Non male, mi fece ridere perché nessuno aveva applaudito prima
che lui aprisse bocca. Ma fu l'unica cosa divertente della serata. Il
trippone presentò a turno un disoccupato-cantautore tipo Claudio
Baglioni, un bancario che diceva le barzellette, un impiegato comunale
che faceva micromagia, una maestra che leggeva le sue poesie d'amore,
e due studenti universitari con le maglie a girocollo che cantavano la
parodia di Emozioni di Lucio Battisti intitolata Contrazioni,
tutta una faccenda intestinale, cacarella e scorregge. Alla fine di ogni
esibizione toccava a noi del pubblico tirare fiori o mattoni, ma il lancio
cominciava molto prima, durava l'intera esibizione, i mattoni finivano
presto, anche i fiori venivano lanciati come fossero mattoni, una cameriera
provvedeva a rifornirci di nuove munizioni, che poi erano le vecchie raccolte
sul palco.
Presto i maschi se ne infischiarono delle buone maniere e delle loro giacche
e cravatte: sbraitavano, ululavano, si facevano belli davanti alle donne.
Tutti diedero fondo ai drink e ordinarono un secondo giro, e anche le
donne mostrarono come si sarebbero comportate tra le mura domestiche dopo
un anno di matrimonio: lanciavano con rabbia, pensavano "chi se ne
frega", fischiavano con due dita in bocca, dopo ogni lancio badavano
a rimettere giù la gonna che si era alzata troppo, non erano mica
lì per far vedere il culo gratis, loro. Una inzuppò il suo
mattone di acqua minerale e lo scagliò in petto alla maestra poetessa
infradiciandole la camicetta: la gente perbene si diverte così.

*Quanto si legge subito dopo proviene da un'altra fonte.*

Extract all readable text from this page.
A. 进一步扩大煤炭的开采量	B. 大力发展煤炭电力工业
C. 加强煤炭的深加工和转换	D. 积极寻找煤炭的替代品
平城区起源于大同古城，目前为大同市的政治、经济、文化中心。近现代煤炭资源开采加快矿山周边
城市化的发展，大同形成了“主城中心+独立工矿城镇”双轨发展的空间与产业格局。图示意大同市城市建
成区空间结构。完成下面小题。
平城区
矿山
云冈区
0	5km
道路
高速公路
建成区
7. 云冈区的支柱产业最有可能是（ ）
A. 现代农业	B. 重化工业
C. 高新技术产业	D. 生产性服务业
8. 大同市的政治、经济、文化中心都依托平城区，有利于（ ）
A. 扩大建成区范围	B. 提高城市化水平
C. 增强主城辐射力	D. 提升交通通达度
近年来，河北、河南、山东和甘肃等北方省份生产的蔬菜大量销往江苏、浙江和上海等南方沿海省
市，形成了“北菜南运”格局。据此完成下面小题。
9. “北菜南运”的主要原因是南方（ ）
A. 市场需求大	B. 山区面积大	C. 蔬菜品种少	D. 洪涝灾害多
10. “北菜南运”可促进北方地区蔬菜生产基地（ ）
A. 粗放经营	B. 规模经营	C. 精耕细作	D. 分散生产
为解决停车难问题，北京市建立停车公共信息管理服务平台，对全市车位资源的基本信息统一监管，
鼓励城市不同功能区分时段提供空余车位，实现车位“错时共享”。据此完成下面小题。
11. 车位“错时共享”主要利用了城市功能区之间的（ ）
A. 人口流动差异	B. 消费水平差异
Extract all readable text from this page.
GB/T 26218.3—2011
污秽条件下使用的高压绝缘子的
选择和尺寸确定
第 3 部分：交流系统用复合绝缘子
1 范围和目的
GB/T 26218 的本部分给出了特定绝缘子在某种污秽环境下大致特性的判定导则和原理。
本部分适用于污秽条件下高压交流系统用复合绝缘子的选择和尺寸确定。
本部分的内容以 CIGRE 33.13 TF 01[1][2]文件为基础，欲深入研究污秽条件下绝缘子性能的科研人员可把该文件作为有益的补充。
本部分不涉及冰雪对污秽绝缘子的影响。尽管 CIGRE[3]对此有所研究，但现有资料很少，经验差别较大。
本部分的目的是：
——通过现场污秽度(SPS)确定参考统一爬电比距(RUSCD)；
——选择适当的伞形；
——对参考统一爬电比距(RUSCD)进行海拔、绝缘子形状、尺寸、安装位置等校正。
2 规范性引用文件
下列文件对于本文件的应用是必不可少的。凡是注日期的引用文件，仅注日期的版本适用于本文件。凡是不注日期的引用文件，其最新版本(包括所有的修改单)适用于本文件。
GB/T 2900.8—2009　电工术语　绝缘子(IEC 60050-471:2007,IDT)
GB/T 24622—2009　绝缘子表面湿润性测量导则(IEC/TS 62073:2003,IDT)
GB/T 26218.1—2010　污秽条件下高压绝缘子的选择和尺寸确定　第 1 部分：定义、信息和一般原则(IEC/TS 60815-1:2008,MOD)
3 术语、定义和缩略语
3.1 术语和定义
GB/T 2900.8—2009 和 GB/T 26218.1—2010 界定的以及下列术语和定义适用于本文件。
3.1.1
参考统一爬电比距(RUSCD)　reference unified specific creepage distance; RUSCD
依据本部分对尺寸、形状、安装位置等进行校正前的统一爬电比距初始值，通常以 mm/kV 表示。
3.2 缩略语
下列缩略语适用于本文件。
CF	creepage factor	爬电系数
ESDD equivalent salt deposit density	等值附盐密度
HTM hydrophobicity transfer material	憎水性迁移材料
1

Sperai che cominciasse a volare anche qualche sedia o bottiglia, ma non
accadde.
Così andai via prima che finisse.
-Quando c'è il cabaret?- domandai alla cassiera.
-Il venerdì e il sabato.
Pioveva, montai sulla mia Peugeot 5O4 diesel del '79 con cambio al volante,
color granata spento, gli anni si erano mangiati il lucido della carrozzeria,
una gran macchina, era stata di un colonnello dell'esercito che la faceva
pulire dai soldati ogni giorno, gli interni come nuovi, per togliere la
polvere dalla fessure i soldati adoperavano i cotton fioc, e forse il
colonnello l'aveva sempre guidata coi guanti.
Sul tavolo di casa ritrovo parecchie macchie, briciole e mezzo pacchetto
di sigarette. Prendo una birra in frigo. Di fronte al letto la tv. Pioggia
fuori e tv dentro, in certi casi persino la tv è meglio. Accendo.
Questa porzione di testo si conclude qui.